A Systemic Evaluation of Multimodal RAG Privacy
Published on arXiv
2601.17644
Membership Inference Attack
OWASP ML Top 10 — ML04
Sensitive Information Disclosure
OWASP LLM Top 10 — LLM06
Key Finding
MIA achieves 0.993 F1-score on exact-match images; image transformations reduce but do not eliminate risk (0.60 F1 under rotation), while caption extraction exact-match drops to 0.41 on complex medical datasets.
The growing adoption of multimodal Retrieval-Augmented Generation (mRAG) pipelines for vision-centric tasks (e.g. visual QA) introduces important privacy challenges. In particular, while mRAG provides a practical capability to connect private datasets to improve model performance, it risks the leakage of private information from these datasets during inference.

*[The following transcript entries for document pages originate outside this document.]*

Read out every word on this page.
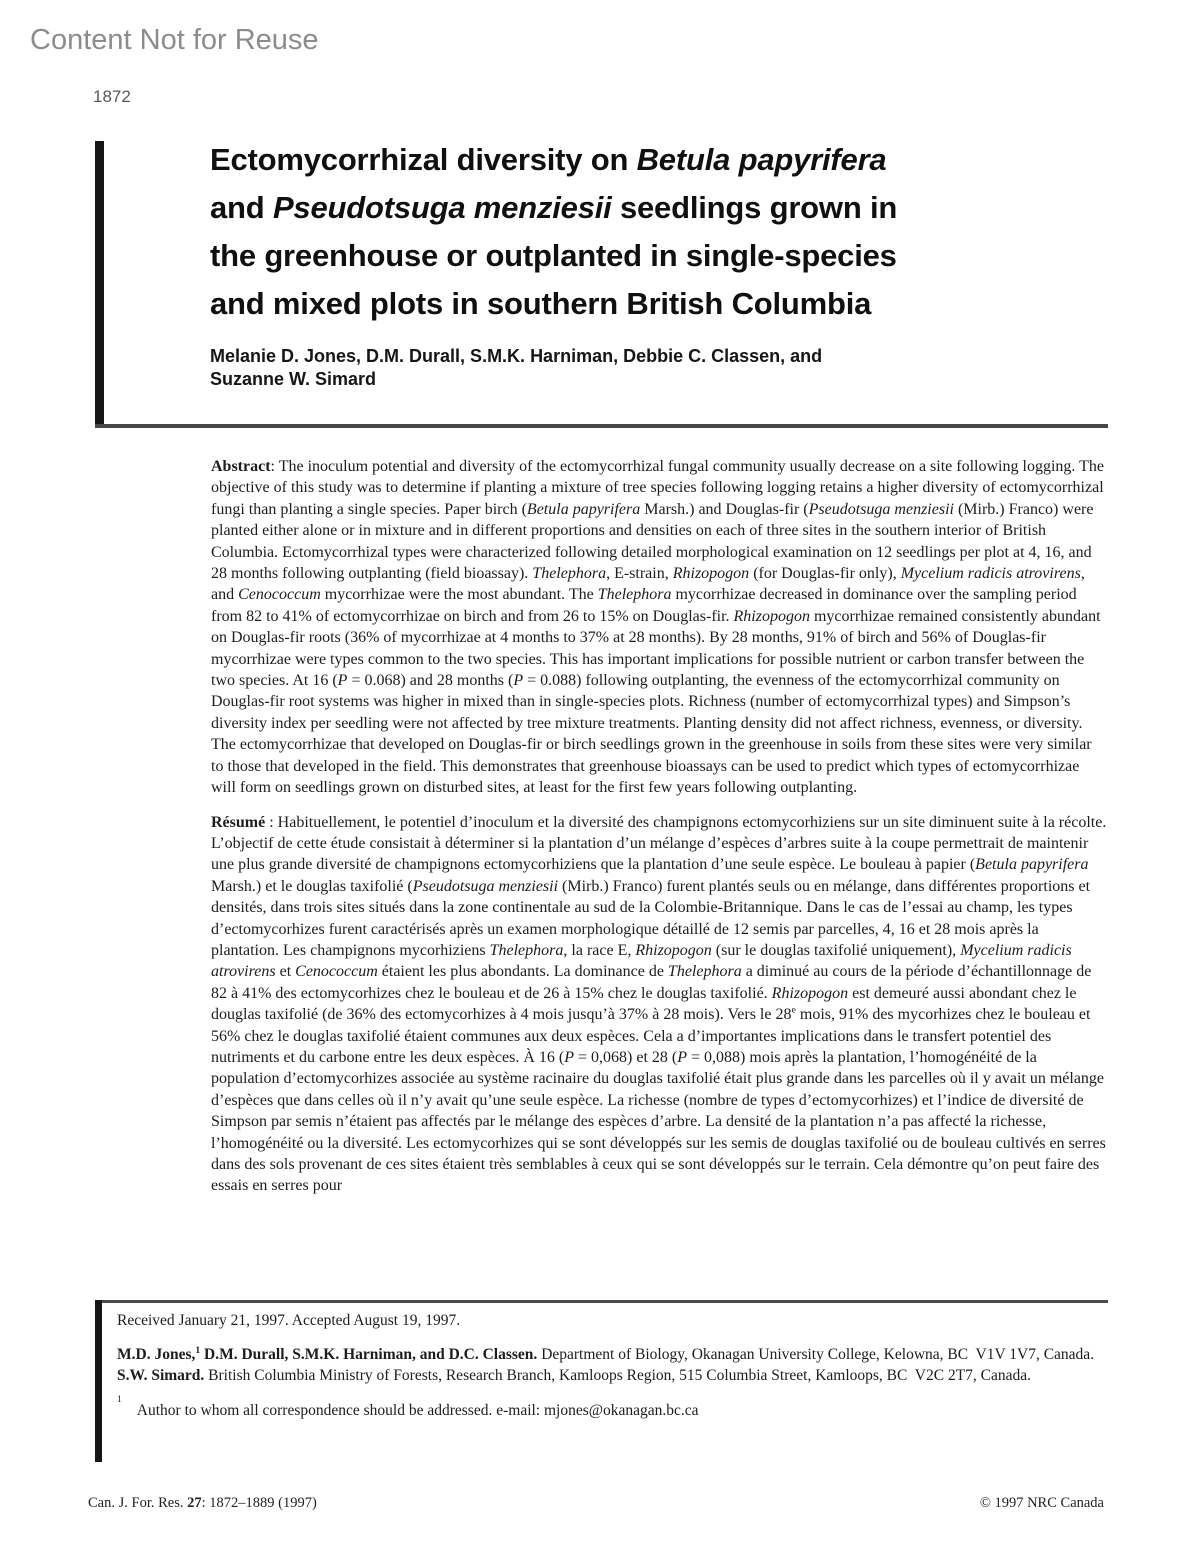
Content Not for Reuse
1872
Ectomycorrhizal diversity on Betula papyrifera
and Pseudotsuga menziesii seedlings grown in
the greenhouse or outplanted in single-species
and mixed plots in southern British Columbia
Melanie D. Jones, D.M. Durall, S.M.K. Harniman, Debbie C. Classen, and
Suzanne W. Simard

Abstract: The inoculum potential and diversity of the ectomycorrhizal fungal community usually decrease on a site following logging. The objective of this study was to determine if planting a mixture of tree species following logging retains a higher diversity of ectomycorrhizal fungi than planting a single species. Paper birch (Betula papyrifera Marsh.) and Douglas-fir (Pseudotsuga menziesii (Mirb.) Franco) were planted either alone or in mixture and in different proportions and densities on each of three sites in the southern interior of British Columbia. Ectomycorrhizal types were characterized following detailed morphological examination on 12 seedlings per plot at 4, 16, and 28 months following outplanting (field bioassay). Thelephora, E-strain, Rhizopogon (for Douglas-fir only), Mycelium radicis atrovirens, and Cenococcum mycorrhizae were the most abundant. The Thelephora mycorrhizae decreased in dominance over the sampling period from 82 to 41% of ectomycorrhizae on birch and from 26 to 15% on Douglas-fir. Rhizopogon mycorrhizae remained consistently abundant on Douglas-fir roots (36% of mycorrhizae at 4 months to 37% at 28 months). By 28 months, 91% of birch and 56% of Douglas-fir mycorrhizae were types common to the two species. This has important implications for possible nutrient or carbon transfer between the two species. At 16 (P = 0.068) and 28 months (P = 0.088) following outplanting, the evenness of the ectomycorrhizal community on Douglas-fir root systems was higher in mixed than in single-species plots. Richness (number of ectomycorrhizal types) and Simpson’s diversity index per seedling were not affected by tree mixture treatments. Planting density did not affect richness, evenness, or diversity. The ectomycorrhizae that developed on Douglas-fir or birch seedlings grown in the greenhouse in soils from these sites were very similar to those that developed in the field. This demonstrates that greenhouse bioassays can be used to predict which types of ectomycorrhizae will form on seedlings grown on disturbed sites, at least for the first few years following outplanting.

Résumé : Habituellement, le potentiel d’inoculum et la diversité des champignons ectomycorhiziens sur un site diminuent suite à la récolte. L’objectif de cette étude consistait à déterminer si la plantation d’un mélange d’espèces d’arbres suite à la coupe permettrait de maintenir une plus grande diversité de champignons ectomycorhiziens que la plantation d’une seule espèce. Le bouleau à papier (Betula papyrifera Marsh.) et le douglas taxifolié (Pseudotsuga menziesii (Mirb.) Franco) furent plantés seuls ou en mélange, dans différentes proportions et densités, dans trois sites situés dans la zone continentale au sud de la Colombie-Britannique. Dans le cas de l’essai au champ, les types d’ectomycorhizes furent caractérisés après un examen morphologique détaillé de 12 semis par parcelles, 4, 16 et 28 mois après la plantation. Les champignons mycorhiziens Thelephora, la race E, Rhizopogon (sur le douglas taxifolié uniquement), Mycelium radicis atrovirens et Cenococcum étaient les plus abondants. La dominance de Thelephora a diminué au cours de la période d’échantillonnage de 82 à 41% des ectomycorhizes chez le bouleau et de 26 à 15% chez le douglas taxifolié. Rhizopogon est demeuré aussi abondant chez le douglas taxifolié (de 36% des ectomycorhizes à 4 mois jusqu’à 37% à 28 mois). Vers le 28e mois, 91% des mycorhizes chez le bouleau et 56% chez le douglas taxifolié étaient communes aux deux espèces. Cela a d’importantes implications dans le transfert potentiel des nutriments et du carbone entre les deux espèces. À 16 (P = 0,068) et 28 (P = 0,088) mois après la plantation, l’homogénéité de la population d’ectomycorhizes associée au système racinaire du douglas taxifolié était plus grande dans les parcelles où il y avait un mélange d’espèces que dans celles où il n’y avait qu’une seule espèce. La richesse (nombre de types d’ectomycorhizes) et l’indice de diversité de Simpson par semis n’étaient pas affectés par le mélange des espèces d’arbre. La densité de la plantation n’a pas affecté la richesse, l’homogénéité ou la diversité. Les ectomycorhizes qui se sont développés sur les semis de douglas taxifolié ou de bouleau cultivés en serres dans des sols provenant de ces sites étaient très semblables à ceux qui se sont développés sur le terrain. Cela démontre qu’on peut faire des essais en serres pour

Received January 21, 1997. Accepted August 19, 1997.

M.D. Jones,$^1$ D.M. Durall, S.M.K. Harniman, and D.C. Classen. Department of Biology, Okanagan University College, Kelowna, BC  V1V 1V7, Canada.

S.W. Simard. British Columbia Ministry of Forests, Research Branch, Kamloops Region, 515 Columbia Street, Kamloops, BC  V2C 2T7, Canada.

1
Author to whom all correspondence should be addressed. e-mail: mjones@okanagan.bc.ca

Can. J. For. Res. 27: 1872–1889 (1997)	© 1997 NRC Canada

In this paper, we perform an empirical study to analyze the privacy risks inherent in the mRAG pipeline observed through standard model prompting. Specifically, we implement a case study that attempts to infer the inclusion of a visual asset, e.g. image, in the mRAG, and if present leak the metadata, e.g. caption, related to it. Our findings highlight the need for privacy-preserving mechanisms and motivate future research on mRAG privacy.
Key Contributions
- Systematic empirical evaluation of membership inference attacks on multimodal RAG pipelines, including robustness to image transformations (rotation, crop, mask)

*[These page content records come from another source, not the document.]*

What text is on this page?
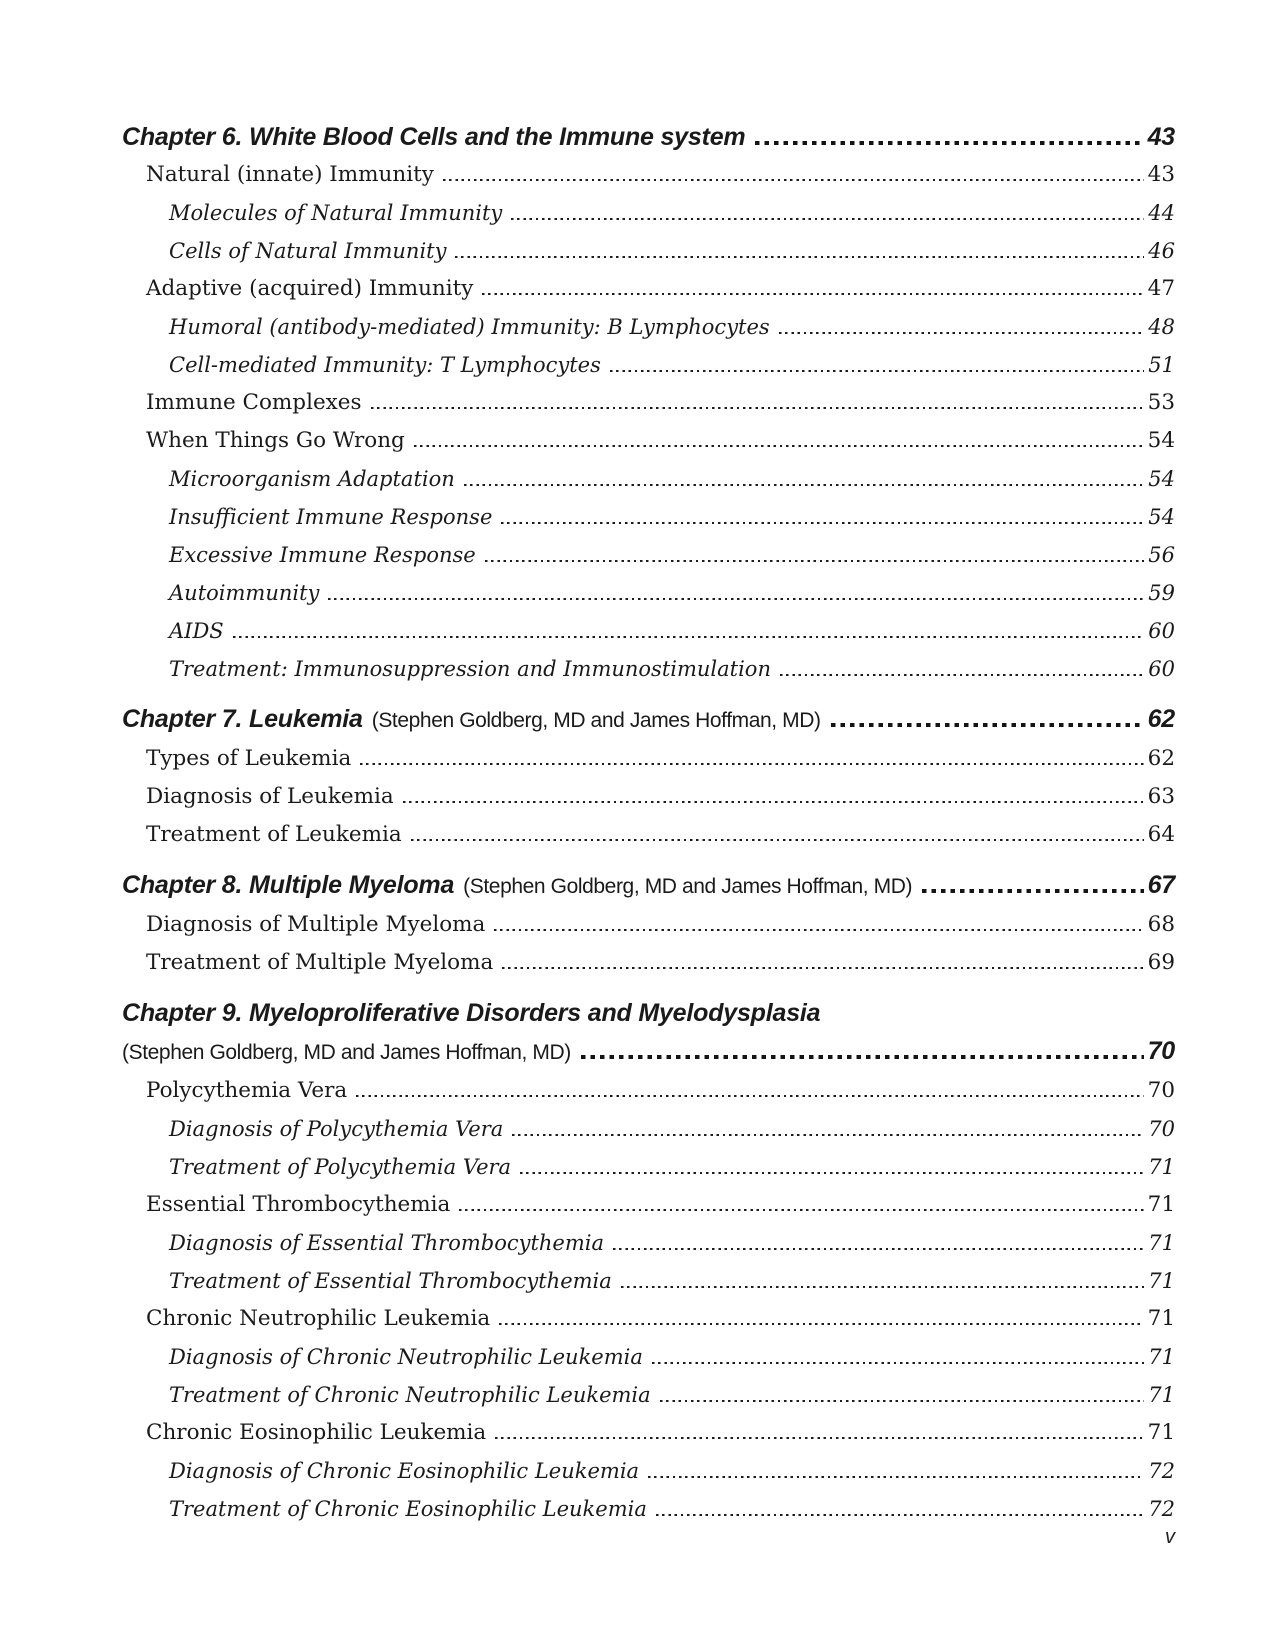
Chapter 6. White Blood Cells and the Immune system	43
Natural (innate) Immunity	43
Molecules of Natural Immunity	44
Cells of Natural Immunity	46
Adaptive (acquired) Immunity	47
Humoral (antibody-mediated) Immunity: B Lymphocytes	48
Cell-mediated Immunity: T Lymphocytes	51
Immune Complexes	53
When Things Go Wrong	54
Microorganism Adaptation	54
Insufficient Immune Response	54
Excessive Immune Response	56
Autoimmunity	59
AIDS	60
Treatment: Immunosuppression and Immunostimulation	60
Chapter 7. Leukemia (Stephen Goldberg, MD and James Hoffman, MD)	62
Types of Leukemia	62
Diagnosis of Leukemia	63
Treatment of Leukemia	64
Chapter 8. Multiple Myeloma (Stephen Goldberg, MD and James Hoffman, MD)	67
Diagnosis of Multiple Myeloma	68
Treatment of Multiple Myeloma	69
Chapter 9. Myeloproliferative Disorders and Myelodysplasia
(Stephen Goldberg, MD and James Hoffman, MD)	70
Polycythemia Vera	70
Diagnosis of Polycythemia Vera	70
Treatment of Polycythemia Vera	71
Essential Thrombocythemia	71
Diagnosis of Essential Thrombocythemia	71
Treatment of Essential Thrombocythemia	71
Chronic Neutrophilic Leukemia	71
Diagnosis of Chronic Neutrophilic Leukemia	71
Treatment of Chronic Neutrophilic Leukemia	71
Chronic Eosinophilic Leukemia	71
Diagnosis of Chronic Eosinophilic Leukemia	72
Treatment of Chronic Eosinophilic Leukemia	72
v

- Analysis of image caption retrieval (metadata extraction) attacks, showing success rates ranging from 0.41 to 0.75 exact-match depending on image complexity
- Investigation of system-level design choices (prompt structure, context ordering, reranking, retrieval pool size) that modulate privacy leakage severity
🛡️ Threat Analysis
RQ1 is explicitly a membership inference attack — determining whether a specific image is present in the private mRAG database, achieving 0.993 F1-score under exact-match conditions.